I think not. But I felt on guard when we’re playing, like I need to be true to Peso and not misrepresent him. The cartoon penguin. I hoped she would grow out of Octonauts before I figured out how I felt about talking like Peso.
But then it happened. She found a youtube Octonauts video (normally, she watches it on Netflix). The animation was a bit different. And Peso had a muted British accent. Like something from a blasé PBS show. She was pissed. Why would they make Peso change the way he talks, Dad?
I couldn’t get what she meant exactly from her.

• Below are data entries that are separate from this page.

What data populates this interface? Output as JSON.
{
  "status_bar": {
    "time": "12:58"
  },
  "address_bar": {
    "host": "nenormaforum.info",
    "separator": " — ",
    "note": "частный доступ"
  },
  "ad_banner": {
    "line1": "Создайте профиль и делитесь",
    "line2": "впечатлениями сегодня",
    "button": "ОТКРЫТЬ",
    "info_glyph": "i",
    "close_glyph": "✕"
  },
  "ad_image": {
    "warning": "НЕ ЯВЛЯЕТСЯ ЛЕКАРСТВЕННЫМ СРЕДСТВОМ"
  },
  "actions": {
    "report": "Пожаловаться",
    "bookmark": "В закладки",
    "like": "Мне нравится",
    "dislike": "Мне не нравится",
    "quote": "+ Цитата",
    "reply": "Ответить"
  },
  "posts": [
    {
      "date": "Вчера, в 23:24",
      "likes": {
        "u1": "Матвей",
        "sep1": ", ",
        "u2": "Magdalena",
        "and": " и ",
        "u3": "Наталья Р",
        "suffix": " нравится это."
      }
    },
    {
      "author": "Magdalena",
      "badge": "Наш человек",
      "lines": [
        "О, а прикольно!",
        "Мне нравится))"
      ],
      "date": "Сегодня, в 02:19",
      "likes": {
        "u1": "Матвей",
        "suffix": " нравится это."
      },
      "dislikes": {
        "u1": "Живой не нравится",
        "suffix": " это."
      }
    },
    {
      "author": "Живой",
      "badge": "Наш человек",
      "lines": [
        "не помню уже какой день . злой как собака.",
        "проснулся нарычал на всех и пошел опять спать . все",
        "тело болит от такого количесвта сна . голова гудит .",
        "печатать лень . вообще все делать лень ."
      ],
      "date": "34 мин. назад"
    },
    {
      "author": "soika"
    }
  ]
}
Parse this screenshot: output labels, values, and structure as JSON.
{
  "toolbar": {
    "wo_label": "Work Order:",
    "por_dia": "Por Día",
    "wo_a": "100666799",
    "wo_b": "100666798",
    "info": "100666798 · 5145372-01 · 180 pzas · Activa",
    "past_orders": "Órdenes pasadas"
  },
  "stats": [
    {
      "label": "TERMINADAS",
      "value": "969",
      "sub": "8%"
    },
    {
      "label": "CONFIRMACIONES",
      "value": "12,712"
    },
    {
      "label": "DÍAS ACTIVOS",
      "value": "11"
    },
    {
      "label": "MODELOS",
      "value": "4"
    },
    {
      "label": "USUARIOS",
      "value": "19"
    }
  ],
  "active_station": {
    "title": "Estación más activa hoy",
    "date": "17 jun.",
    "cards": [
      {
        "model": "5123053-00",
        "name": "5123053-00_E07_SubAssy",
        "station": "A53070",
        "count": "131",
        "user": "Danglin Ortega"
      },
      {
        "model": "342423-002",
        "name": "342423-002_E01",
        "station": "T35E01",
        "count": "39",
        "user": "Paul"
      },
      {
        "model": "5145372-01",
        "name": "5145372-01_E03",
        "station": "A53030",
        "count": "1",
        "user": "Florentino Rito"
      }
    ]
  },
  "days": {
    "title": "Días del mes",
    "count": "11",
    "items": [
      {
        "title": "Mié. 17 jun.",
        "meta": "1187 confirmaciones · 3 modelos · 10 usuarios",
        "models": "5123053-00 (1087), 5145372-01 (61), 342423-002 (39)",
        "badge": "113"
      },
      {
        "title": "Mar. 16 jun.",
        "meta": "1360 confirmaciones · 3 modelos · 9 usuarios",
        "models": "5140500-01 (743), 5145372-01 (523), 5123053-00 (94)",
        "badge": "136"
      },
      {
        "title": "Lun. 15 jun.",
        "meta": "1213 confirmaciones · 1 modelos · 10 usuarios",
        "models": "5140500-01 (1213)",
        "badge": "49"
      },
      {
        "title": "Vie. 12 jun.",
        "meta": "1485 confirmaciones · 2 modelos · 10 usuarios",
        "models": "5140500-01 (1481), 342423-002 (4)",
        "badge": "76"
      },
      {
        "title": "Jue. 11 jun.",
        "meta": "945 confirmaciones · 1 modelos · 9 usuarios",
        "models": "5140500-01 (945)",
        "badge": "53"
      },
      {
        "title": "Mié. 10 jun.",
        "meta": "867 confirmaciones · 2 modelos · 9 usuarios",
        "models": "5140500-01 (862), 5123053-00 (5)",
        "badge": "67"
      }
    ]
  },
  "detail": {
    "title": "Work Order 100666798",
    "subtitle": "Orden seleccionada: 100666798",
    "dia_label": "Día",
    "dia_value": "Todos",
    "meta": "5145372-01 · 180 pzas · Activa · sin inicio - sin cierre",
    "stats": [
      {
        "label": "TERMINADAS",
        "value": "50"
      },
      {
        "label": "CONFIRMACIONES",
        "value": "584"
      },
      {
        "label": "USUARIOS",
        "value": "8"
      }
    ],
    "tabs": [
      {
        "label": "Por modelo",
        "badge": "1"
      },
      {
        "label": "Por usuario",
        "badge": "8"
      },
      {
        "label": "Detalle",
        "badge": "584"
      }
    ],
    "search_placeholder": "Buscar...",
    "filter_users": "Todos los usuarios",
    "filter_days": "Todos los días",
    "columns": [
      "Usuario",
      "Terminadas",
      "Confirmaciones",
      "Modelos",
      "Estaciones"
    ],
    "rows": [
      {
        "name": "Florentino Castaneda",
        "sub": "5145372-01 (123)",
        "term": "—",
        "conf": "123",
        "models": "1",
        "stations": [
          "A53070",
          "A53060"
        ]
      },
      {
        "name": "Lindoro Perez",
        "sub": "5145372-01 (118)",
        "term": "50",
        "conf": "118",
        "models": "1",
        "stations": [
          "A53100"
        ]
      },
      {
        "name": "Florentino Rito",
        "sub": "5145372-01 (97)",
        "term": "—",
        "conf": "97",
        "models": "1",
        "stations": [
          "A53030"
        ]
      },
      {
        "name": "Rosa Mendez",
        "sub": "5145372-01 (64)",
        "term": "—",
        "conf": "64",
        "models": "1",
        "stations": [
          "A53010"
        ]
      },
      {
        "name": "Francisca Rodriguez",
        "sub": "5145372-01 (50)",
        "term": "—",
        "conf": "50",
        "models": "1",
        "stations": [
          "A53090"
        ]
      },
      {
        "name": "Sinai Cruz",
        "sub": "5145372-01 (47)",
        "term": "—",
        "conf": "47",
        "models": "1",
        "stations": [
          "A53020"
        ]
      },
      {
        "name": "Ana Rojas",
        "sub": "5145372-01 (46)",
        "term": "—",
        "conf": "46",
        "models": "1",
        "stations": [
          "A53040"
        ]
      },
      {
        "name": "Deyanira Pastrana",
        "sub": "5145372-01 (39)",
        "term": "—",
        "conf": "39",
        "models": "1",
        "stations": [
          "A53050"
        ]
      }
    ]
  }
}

She’s four, so there’s some slippage between her sense of “real” people and characters in books or on TV. But her phrasing is really intentional – she’s a nuanced person – and the way she phrased this hit me. Did she think that the show had made Peso talk differently? Like, someone had come to the character behind the scenes and asked him to stop speaking in ways that reminded people of a latinx speaker? What would this mean about her insistence that I “do the voice” for Peso and Shellington, but I could generally get away with using my own voice if I was playing another character who didn’t use marked speech features?
Mock accents are an easy form of popularized racism. Misuse of habitual be while aping varieties of African American speech bugs the shit out of me. When Trevor Noah does impressions (really well), I’m always a little conscious that mockery is at work in there, pointing equally at pretty much everyone, but drawing on tropes and language ideologies all the way.
So there isn’t an easy answer for me to come to, I know. But I suppose the best I can do is to be mindful of the discomfort I feel around language mockery in all its forms. I can be Peso, and I can do the voice, maybe because it means that my daughter will be reminded that heroic figures talk like that too, something that pop culture doesn’t do so much. I can keep taking my kids to pro-immigrant rallies and organizing events for sanctuary city policies in our town, places where she’ll interact with people who have less bastardized versions of latinx speech patterns. It’s a start.